Governments must act now to break the grip of Big Tech or risk handing over basic human rights to a handful of corporate giants, Amnesty International has warned in a hard-hitting new briefing.
The organisation says that the world’s most powerful tech firms – Google, Meta, Microsoft, Amazon and Apple – have become “digital landlords” controlling the infrastructure of our online lives, leaving billions of people vulnerable to abuses of privacy, discrimination and censorship.
In its new report, Breaking up with Big Tech, Amnesty accuses the so-called “big five” of building vast empires that now shape everything from how people search for information to how they shop, communicate, and even engage in democracy.
The briefing warns that this dominance is no longer simply a matter of market fairness but an urgent human rights issue.
“These few companies act as digital landlords who determine the shape and form of our online interaction,” said Hannah Storey, Amnesty’s Advocacy and Policy Adviser on Technology and Human Rights.
“Breaking up these tech oligarchies will help create an online environment that is fair and just.
“Failure to address Big Tech dominance can have serious consequences offline, as our investigations into Facebook’s role in the Tigray war in Ethiopia and the ethnic cleansing of the Rohingya in Myanmar have shown.”
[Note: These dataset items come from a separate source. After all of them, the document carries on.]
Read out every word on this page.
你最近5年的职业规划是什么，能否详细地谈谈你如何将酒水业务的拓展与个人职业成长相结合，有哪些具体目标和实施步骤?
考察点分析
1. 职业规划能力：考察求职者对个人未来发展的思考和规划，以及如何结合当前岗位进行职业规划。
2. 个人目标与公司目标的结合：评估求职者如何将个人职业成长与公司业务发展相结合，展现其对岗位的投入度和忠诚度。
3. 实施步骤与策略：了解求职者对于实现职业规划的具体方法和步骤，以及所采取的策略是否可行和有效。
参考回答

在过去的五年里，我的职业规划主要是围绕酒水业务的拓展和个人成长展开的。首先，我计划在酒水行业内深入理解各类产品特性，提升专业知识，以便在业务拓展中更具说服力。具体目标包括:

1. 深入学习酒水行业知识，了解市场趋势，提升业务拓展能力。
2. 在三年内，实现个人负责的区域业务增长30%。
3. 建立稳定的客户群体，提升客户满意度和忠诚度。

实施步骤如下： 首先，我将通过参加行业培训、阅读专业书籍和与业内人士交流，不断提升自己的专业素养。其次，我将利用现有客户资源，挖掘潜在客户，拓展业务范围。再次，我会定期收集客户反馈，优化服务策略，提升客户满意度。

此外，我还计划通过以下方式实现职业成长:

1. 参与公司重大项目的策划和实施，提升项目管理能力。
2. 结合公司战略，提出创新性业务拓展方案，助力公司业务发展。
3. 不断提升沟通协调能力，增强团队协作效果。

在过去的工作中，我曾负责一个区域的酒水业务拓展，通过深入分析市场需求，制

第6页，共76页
The report outlines how Alphabet (Google), Meta (Facebook and Instagram), Microsoft, Amazon and Apple dominate search engines, social media, app stores, cloud computing and more, giving them extraordinary power to decide who has a voice online.
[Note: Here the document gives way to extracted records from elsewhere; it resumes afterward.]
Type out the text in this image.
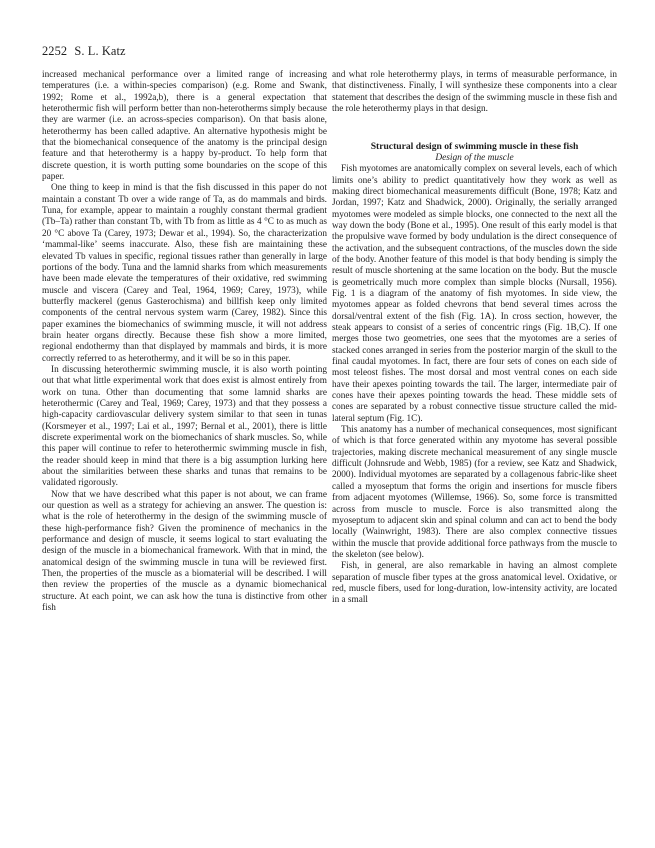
2252 S. L. Katz

increased mechanical performance over a limited range of increasing temperatures (i.e. a within-species comparison) (e.g. Rome and Swank, 1992; Rome et al., 1992a,b), there is a general expectation that heterothermic fish will perform better than non-heterotherms simply because they are warmer (i.e. an across-species comparison). On that basis alone, heterothermy has been called adaptive. An alternative hypothesis might be that the biomechanical consequence of the anatomy is the principal design feature and that heterothermy is a happy by-product. To help form that discrete question, it is worth putting some boundaries on the scope of this paper.

One thing to keep in mind is that the fish discussed in this paper do not maintain a constant Tb over a wide range of Ta, as do mammals and birds. Tuna, for example, appear to maintain a roughly constant thermal gradient (Tb–Ta) rather than constant Tb, with Tb from as little as 4 °C to as much as 20 °C above Ta (Carey, 1973; Dewar et al., 1994). So, the characterization ‘mammal-like’ seems inaccurate. Also, these fish are maintaining these elevated Tb values in specific, regional tissues rather than generally in large portions of the body. Tuna and the lamnid sharks from which measurements have been made elevate the temperatures of their oxidative, red swimming muscle and viscera (Carey and Teal, 1964, 1969; Carey, 1973), while butterfly mackerel (genus Gasterochisma) and billfish keep only limited components of the central nervous system warm (Carey, 1982). Since this paper examines the biomechanics of swimming muscle, it will not address brain heater organs directly. Because these fish show a more limited, regional endothermy than that displayed by mammals and birds, it is more correctly referred to as heterothermy, and it will be so in this paper.

In discussing heterothermic swimming muscle, it is also worth pointing out that what little experimental work that does exist is almost entirely from work on tuna. Other than documenting that some lamnid sharks are heterothermic (Carey and Teal, 1969; Carey, 1973) and that they possess a high-capacity cardiovascular delivery system similar to that seen in tunas (Korsmeyer et al., 1997; Lai et al., 1997; Bernal et al., 2001), there is little discrete experimental work on the biomechanics of shark muscles. So, while this paper will continue to refer to heterothermic swimming muscle in fish, the reader should keep in mind that there is a big assumption lurking here about the similarities between these sharks and tunas that remains to be validated rigorously.

Now that we have described what this paper is not about, we can frame our question as well as a strategy for achieving an answer. The question is: what is the role of heterothermy in the design of the swimming muscle of these high-performance fish? Given the prominence of mechanics in the performance and design of muscle, it seems logical to start evaluating the design of the muscle in a biomechanical framework. With that in mind, the anatomical design of the swimming muscle in tuna will be reviewed first. Then, the properties of the muscle as a biomaterial will be described. I will then review the properties of the muscle as a dynamic biomechanical structure. At each point, we can ask how the tuna is distinctive from other fish

and what role heterothermy plays, in terms of measurable performance, in that distinctiveness. Finally, I will synthesize these components into a clear statement that describes the design of the swimming muscle in these fish and the role heterothermy plays in that design.

Structural design of swimming muscle in these fish
Design of the muscle

Fish myotomes are anatomically complex on several levels, each of which limits one’s ability to predict quantitatively how they work as well as making direct biomechanical measurements difficult (Bone, 1978; Katz and Jordan, 1997; Katz and Shadwick, 2000). Originally, the serially arranged myotomes were modeled as simple blocks, one connected to the next all the way down the body (Bone et al., 1995). One result of this early model is that the propulsive wave formed by body undulation is the direct consequence of the activation, and the subsequent contractions, of the muscles down the side of the body. Another feature of this model is that body bending is simply the result of muscle shortening at the same location on the body. But the muscle is geometrically much more complex than simple blocks (Nursall, 1956). Fig. 1 is a diagram of the anatomy of fish myotomes. In side view, the myotomes appear as folded chevrons that bend several times across the dorsal/ventral extent of the fish (Fig. 1A). In cross section, however, the steak appears to consist of a series of concentric rings (Fig. 1B,C). If one merges those two geometries, one sees that the myotomes are a series of stacked cones arranged in series from the posterior margin of the skull to the final caudal myotomes. In fact, there are four sets of cones on each side of most teleost fishes. The most dorsal and most ventral cones on each side have their apexes pointing towards the tail. The larger, intermediate pair of cones have their apexes pointing towards the head. These middle sets of cones are separated by a robust connective tissue structure called the mid-lateral septum (Fig. 1C).

This anatomy has a number of mechanical consequences, most significant of which is that force generated within any myotome has several possible trajectories, making discrete mechanical measurement of any single muscle difficult (Johnsrude and Webb, 1985) (for a review, see Katz and Shadwick, 2000). Individual myotomes are separated by a collagenous fabric-like sheet called a myoseptum that forms the origin and insertions for muscle fibers from adjacent myotomes (Willemse, 1966). So, some force is transmitted across from muscle to muscle. Force is also transmitted along the myoseptum to adjacent skin and spinal column and can act to bend the body locally (Wainwright, 1983). There are also complex connective tissues within the muscle that provide additional force pathways from the muscle to the skeleton (see below).

Fish, in general, are also remarkable in having an almost complete separation of muscle fiber types at the gross anatomical level. Oxidative, or red, muscle fibers, used for long-duration, low-intensity activity, are located in a small
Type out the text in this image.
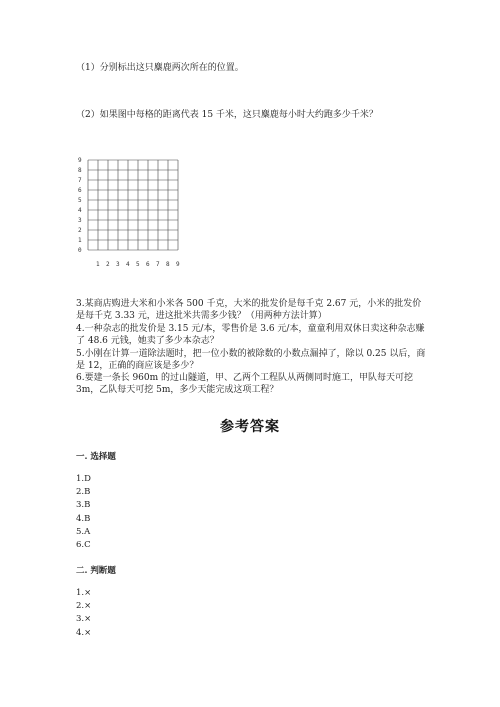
（1）分别标出这只麋鹿两次所在的位置。
（2）如果图中每格的距离代表 15 千米，这只麋鹿每小时大约跑多少千米？
9
8
7
6
5
4
3
2
1
0
1 2 3 4 5 6 7 8 9
3.某商店购进大米和小米各 500 千克，大米的批发价是每千克 2.67 元，小米的批发价是每千克 3.33 元，进这批米共需多少钱？（用两种方法计算）
4.一种杂志的批发价是 3.15 元/本，零售价是 3.6 元/本，童童利用双休日卖这种杂志赚了 48.6 元钱，她卖了多少本杂志？
5.小刚在计算一道除法题时，把一位小数的被除数的小数点漏掉了，除以 0.25 以后，商是 12，正确的商应该是多少？
6.要建一条长 960m 的过山隧道，甲、乙两个工程队从两侧同时施工，甲队每天可挖 3m，乙队每天可挖 5m，多少天能完成这项工程？
参考答案
一. 选择题
1.D
2.B
3.B
4.B
5.A
6.C
二. 判断题
1.×
2.×
3.×
4.×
Amnesty says the risks are already clear, citing cases of inconsistent moderation, biased algorithms and content removal that have silenced marginalised communities and shaped political debate.
In many countries, daily life now depends on using these platforms – from accessing education and work to banking and communication – creating a situation where opting out is no longer realistic.
This, Amnesty argues, gives Big Tech a dangerous ability to control the flow of information and influence public opinion on a global scale.
Amnesty is calling on states to use competition law as a “human rights toolbox,” investigating anti-competitive practices and breaking up companies where monopoly power is shown to harm rights.
The organisation also urges governments to block mergers and acquisitions that would deepen corporate control, and to pay close attention to emerging technologies such as artificial intelligence before it is dominated by the same handful of players.
This is the first time Amnesty has published a briefing of this kind, underlining the urgency of the issue.
On August 12, Amnesty wrote to Google, Meta, Amazon, Microsoft and Apple with its findings. Meta and Microsoft responded, but Google, Amazon and Apple had not replied by the time of publication.
Amnesty says regulators must act before it is too late.
“The unchecked dominance of these companies poses one of the greatest threats to human rights in the digital age,” the briefing warns.
“Breaking up Big Tech is not just about competition – it’s about democracy, justice and human dignity.”